Since we live in a four dimensional spacetime, I have long known that it is possible for elementary point particles to have simultaneous independent spins on two orthogonal planes, for example, one rotation axis normal to the x-y plane, and another axis normal to the z-t plane. I discovered that when combined with the R3 hypersurface we live in within the R3+T universe, the projection of dual-spin particles onto the R3 hypersurface causes a single elementary particle to appear as (for example) two or three independent particles from our point of view.
This seemed like a great way to make progress on why we have bound systems of quarks but never see isolated quarks. I recently posted on this (see https://wordpress.com/post/agemozphysics.com/1754, for example). I had hoped that this approach would allow a more analytic view of quantum quark behavior than the perturbative methods we currently use in quantum chromodynamics, why we have bound quark systems that are color-charge neutral, and why we have the SU(3) color charge behavior of quarks and gluon interactions.

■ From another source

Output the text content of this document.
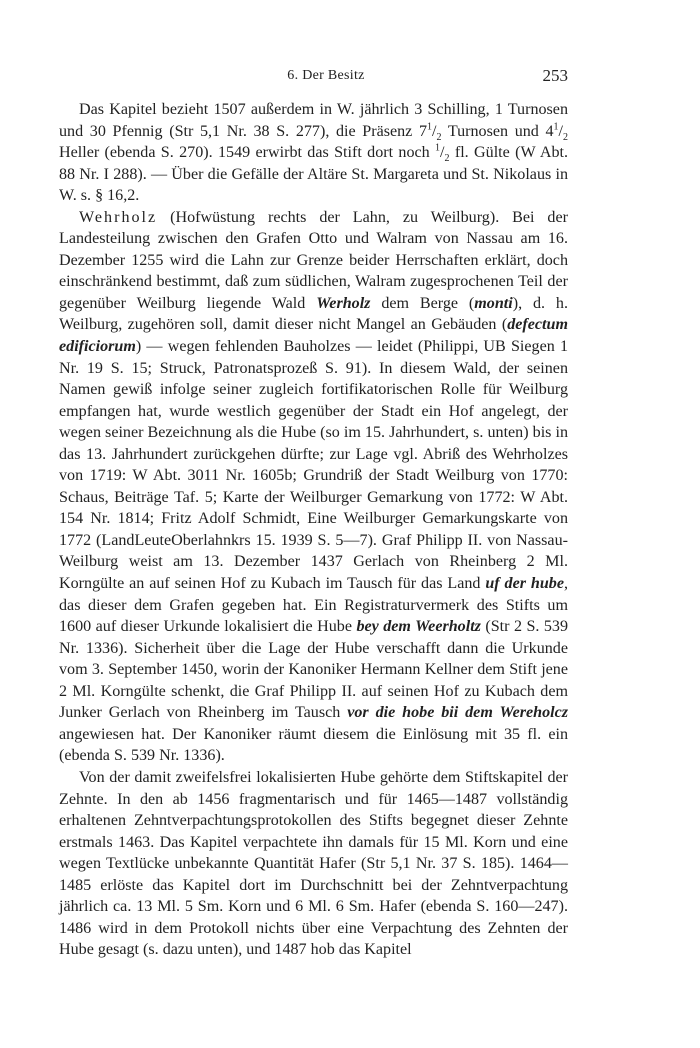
6. Der Besitz	253

Das Kapitel bezieht 1507 außerdem in W. jährlich 3 Schilling, 1 Turnosen und 30 Pfennig (Str 5,1 Nr. 38 S. 277), die Präsenz $7^1/_2$ Turnosen und $4^1/_2$ Heller (ebenda S. 270). 1549 erwirbt das Stift dort noch $^1/_2$ fl. Gülte (W Abt. 88 Nr. I 288). — Über die Gefälle der Altäre St. Margareta und St. Nikolaus in W. s. § 16,2.

Wehrholz (Hofwüstung rechts der Lahn, zu Weilburg). Bei der Landesteilung zwischen den Grafen Otto und Walram von Nassau am 16. Dezember 1255 wird die Lahn zur Grenze beider Herrschaften erklärt, doch einschränkend bestimmt, daß zum südlichen, Walram zugesprochenen Teil der gegenüber Weilburg liegende Wald Werholz dem Berge (monti), d. h. Weilburg, zugehören soll, damit dieser nicht Mangel an Gebäuden (defectum edificiorum) — wegen fehlenden Bauholzes — leidet (Philippi, UB Siegen 1 Nr. 19 S. 15; Struck, Patronatsprozeß S. 91). In diesem Wald, der seinen Namen gewiß infolge seiner zugleich fortifikatorischen Rolle für Weilburg empfangen hat, wurde westlich gegenüber der Stadt ein Hof angelegt, der wegen seiner Bezeichnung als die Hube (so im 15. Jahrhundert, s. unten) bis in das 13. Jahrhundert zurückgehen dürfte; zur Lage vgl. Abriß des Wehrholzes von 1719: W Abt. 3011 Nr. 1605b; Grundriß der Stadt Weilburg von 1770: Schaus, Beiträge Taf. 5; Karte der Weilburger Gemarkung von 1772: W Abt. 154 Nr. 1814; Fritz Adolf Schmidt, Eine Weilburger Gemarkungskarte von 1772 (LandLeuteOberlahnkrs 15. 1939 S. 5—7). Graf Philipp II. von Nassau-Weilburg weist am 13. Dezember 1437 Gerlach von Rheinberg 2 Ml. Korngülte an auf seinen Hof zu Kubach im Tausch für das Land uf der hube, das dieser dem Grafen gegeben hat. Ein Registraturvermerk des Stifts um 1600 auf dieser Urkunde lokalisiert die Hube bey dem Weerholtz (Str 2 S. 539 Nr. 1336). Sicherheit über die Lage der Hube verschafft dann die Urkunde vom 3. September 1450, worin der Kanoniker Hermann Kellner dem Stift jene 2 Ml. Korngülte schenkt, die Graf Philipp II. auf seinen Hof zu Kubach dem Junker Gerlach von Rheinberg im Tausch vor die hobe bii dem Wereholcz angewiesen hat. Der Kanoniker räumt diesem die Einlösung mit 35 fl. ein (ebenda S. 539 Nr. 1336).

Von der damit zweifelsfrei lokalisierten Hube gehörte dem Stiftskapitel der Zehnte. In den ab 1456 fragmentarisch und für 1465—1487 vollständig erhaltenen Zehntverpachtungsprotokollen des Stifts begegnet dieser Zehnte erstmals 1463. Das Kapitel verpachtete ihn damals für 15 Ml. Korn und eine wegen Textlücke unbekannte Quantität Hafer (Str 5,1 Nr. 37 S. 185). 1464—1485 erlöste das Kapitel dort im Durchschnitt bei der Zehntverpachtung jährlich ca. 13 Ml. 5 Sm. Korn und 6 Ml. 6 Sm. Hafer (ebenda S. 160—247). 1486 wird in dem Protokoll nichts über eine Verpachtung des Zehnten der Hube gesagt (s. dazu unten), und 1487 hob das Kapitel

Alas, I found that dual-spin doesn’t lead directly to the SU(3) solution of chromodynamics or any of the rest of it. The observation in R3 of R3+T dual-spin particles yields three identical particles (see the 3:1 dual spin ratio shown in the figure) rather than two up quarks and one down quark, and gives no hint why most of the quark combinations in real life are unstable. It doesn’t explain conservation of baryon number, the large mass of the bound quarks in a proton, or any of the other things we see in quantum chromodynamics. Nor do I see nothing that points to where the different gluon color charge pairs come into play, for that matter, why we have gluons at all.

I did a bit of research to see if anyone had looked at spins in four dimensions, or even if someone had published the fact that elementary particles in R3+T can have two simultaneous and independent spins that project onto our R3 hypersurface reality, and so far, it doesn’t look like anybody has considered this. There is no reason why a product of Pauli matrices couldn’t describe a real particle in R3+T, which I think gives the degrees of freedom we need for color charge in quantum chromodynamics. Indeed, the solution I found in the previous post listed above looks like it gives us the colors we need for quarks (red, green, blue). The fact that real-life elementary particles only have color neutral combinations (e.g., protons must have each of a red, green, and blue quark) to me hints strongly that the bound quark system making a proton is a single dual-spin elementary particle in R3+T.
So, I don’t want to give up. I still think I might be on the right track, or close to it. Do any of you agree or am I doomed to crackpot purgatory?